I knew when we started this crazy thing, it would be a winding road of ups and downs, both literally and metaphorically. Hubby and I semi-joked to everyone that this was “probably the best and worst decision we have ever made.” Those words could not have proven more true.
There have been definite ups. If you follow my Instagram feed, you have seen some of the wonderful things that have come our way. We have been to national parks and many museums. We have sat by lakes and in the desert. All this in less than three months.
We look happy and we are in those moments. As is always the case, the pictures don’t show everything. Here’s a little of what those pictures do not show.
Instagram Pictures Don’t Lie
But They Don’t Always Show the Whole Truth
The pictures don’t show me frantically “sh”-ing my children and throwing every threat I know their way because it’s “quiet hours” in the park and they are still jumping from one bunk to another. LITERALLY. The kids can be heard plotting against us, usually led by Little Diva. “Let’s stay up all night!” To which , Sonny-Bunny responds, “sleep is for the weak.” I guess that’s why I am so strong.
The pictures don’t show how quickly 320 sq. feet can go from perfection to hoarder-ville. And what cabinets look like when I need to pull my
house trailer out in 30 minutes and I was too tired to put everything away in their proper Tetris position the night before. For years, my husband and I fought the stuff it in drawers vs. organize battle. Stuffing, and therefore Mr. Hero, is winning more often than not.

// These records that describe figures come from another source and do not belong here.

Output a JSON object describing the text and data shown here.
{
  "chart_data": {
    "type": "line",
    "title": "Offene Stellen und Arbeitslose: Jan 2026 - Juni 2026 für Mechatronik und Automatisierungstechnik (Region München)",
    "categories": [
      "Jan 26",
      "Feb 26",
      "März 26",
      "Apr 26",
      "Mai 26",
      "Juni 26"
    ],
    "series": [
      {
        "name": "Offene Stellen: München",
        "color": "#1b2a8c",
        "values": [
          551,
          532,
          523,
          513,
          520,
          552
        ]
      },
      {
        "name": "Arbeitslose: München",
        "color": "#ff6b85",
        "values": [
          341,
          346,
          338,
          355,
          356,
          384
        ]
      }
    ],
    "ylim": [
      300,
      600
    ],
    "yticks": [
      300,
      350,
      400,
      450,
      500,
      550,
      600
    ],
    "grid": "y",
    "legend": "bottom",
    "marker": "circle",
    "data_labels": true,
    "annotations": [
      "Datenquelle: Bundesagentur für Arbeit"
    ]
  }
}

The pictures don’t show how much I freak out about finances. We are living on retirement and constantly face some paperwork snafu or another that asks us to go without money for a month or two. Sure, it gets caught up but that doesn’t help a lot in the moment. It doesn’t show my face when I realize that the truck is only get 10.8 miles per gallon when I planned for 13 mph. (When you drive hundreds of miles every few days, that difference adds up.) Or when I realize how much groceries cost at little town stores (I mean, seriously!)

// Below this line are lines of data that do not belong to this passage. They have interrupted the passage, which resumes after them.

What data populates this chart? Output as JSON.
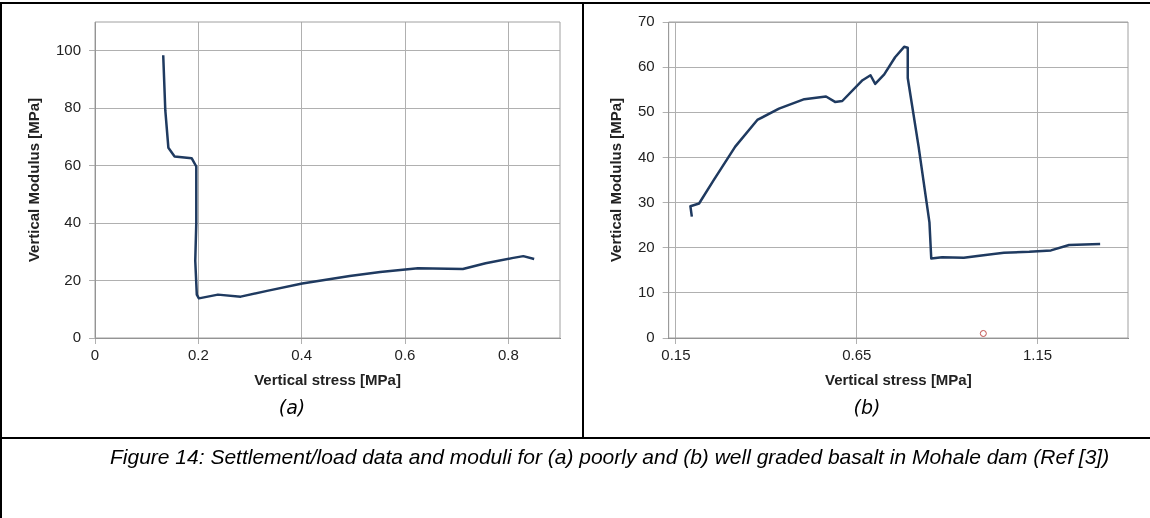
{
  "chart_data": [
    {
      "type": "line",
      "xlabel": "Vertical stress [MPa]",
      "ylabel": "Vertical Modulus [MPa]",
      "xlim": [
        0,
        0.9
      ],
      "xticks": [
        0,
        0.2,
        0.4,
        0.6,
        0.8
      ],
      "ylim": [
        0,
        110
      ],
      "yticks": [
        0,
        20,
        40,
        60,
        80,
        100
      ],
      "grid": true,
      "series": [
        {
          "color": "#1f3a60",
          "x": [
            0.132,
            0.136,
            0.142,
            0.154,
            0.187,
            0.196,
            0.196,
            0.194,
            0.197,
            0.201,
            0.238,
            0.282,
            0.333,
            0.401,
            0.493,
            0.552,
            0.625,
            0.712,
            0.756,
            0.807,
            0.829,
            0.85
          ],
          "values": [
            98.4,
            79.3,
            66.2,
            63.2,
            62.6,
            59.7,
            40,
            26.9,
            15.1,
            13.8,
            15.1,
            14.4,
            16.4,
            19.0,
            21.6,
            23.0,
            24.3,
            24.0,
            26.0,
            27.8,
            28.5,
            27.5
          ]
        }
      ],
      "annotations": [
        "(a)",
        "Figure 14: Settlement/load data and moduli for (a) poorly and (b) well graded basalt in Mohale dam (Ref [3])"
      ]
    },
    {
      "type": "line",
      "xlabel": "Vertical stress [MPa]",
      "ylabel": "Vertical Modulus [MPa]",
      "xlim": [
        0.13,
        1.4
      ],
      "xticks": [
        0.15,
        0.65,
        1.15
      ],
      "ylim": [
        0,
        70
      ],
      "yticks": [
        0,
        10,
        20,
        30,
        40,
        50,
        60,
        70
      ],
      "grid": true,
      "series": [
        {
          "color": "#1f3a60",
          "x": [
            0.194,
            0.19,
            0.214,
            0.254,
            0.314,
            0.375,
            0.435,
            0.505,
            0.565,
            0.59,
            0.61,
            0.666,
            0.688,
            0.701,
            0.726,
            0.756,
            0.781,
            0.791,
            0.791,
            0.821,
            0.851,
            0.856,
            0.886,
            0.946,
            1.057,
            1.127,
            1.187,
            1.237,
            1.323
          ],
          "values": [
            26.9,
            29.2,
            29.8,
            34.9,
            42.4,
            48.3,
            50.8,
            52.9,
            53.5,
            52.3,
            52.5,
            57.1,
            58.2,
            56.3,
            58.4,
            62.2,
            64.5,
            64.3,
            57.6,
            42.4,
            25.6,
            17.6,
            17.9,
            17.8,
            18.9,
            19.1,
            19.4,
            20.6,
            20.8
          ]
        },
        {
          "type": "scatter",
          "color": "#c0504d",
          "x": [
            1.0
          ],
          "values": [
            1.0
          ]
        }
      ],
      "annotations": [
        "(b)"
      ]
    }
  ]
}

Mostly, the pictures don’t show how many tears have been shed in so many places. We did this for a reason. It is easy to think this was a lark. And there are lark-like moments. But a lot led up to this. There are the days forever missed with Daddy — deployments, night shifts, time stolen by PTSD. There is the loss of love for school and learning. There is our feeling that we were losing our kids to a world of entitlement and keeping up with Kardashians and Pewdy-Pie. We can’t go back in time and “fix” anything. But last night, as I held Sonny-Bunny while we both cried, I said “we can make things right going forward”.
So, as you look through my Instagram feed and think, “wow, they’re having the time of their lives”, you will know the truth. Yes, we are. We are having the time of our lives and all that entails. We are having the best and worst time of our lives, all in one.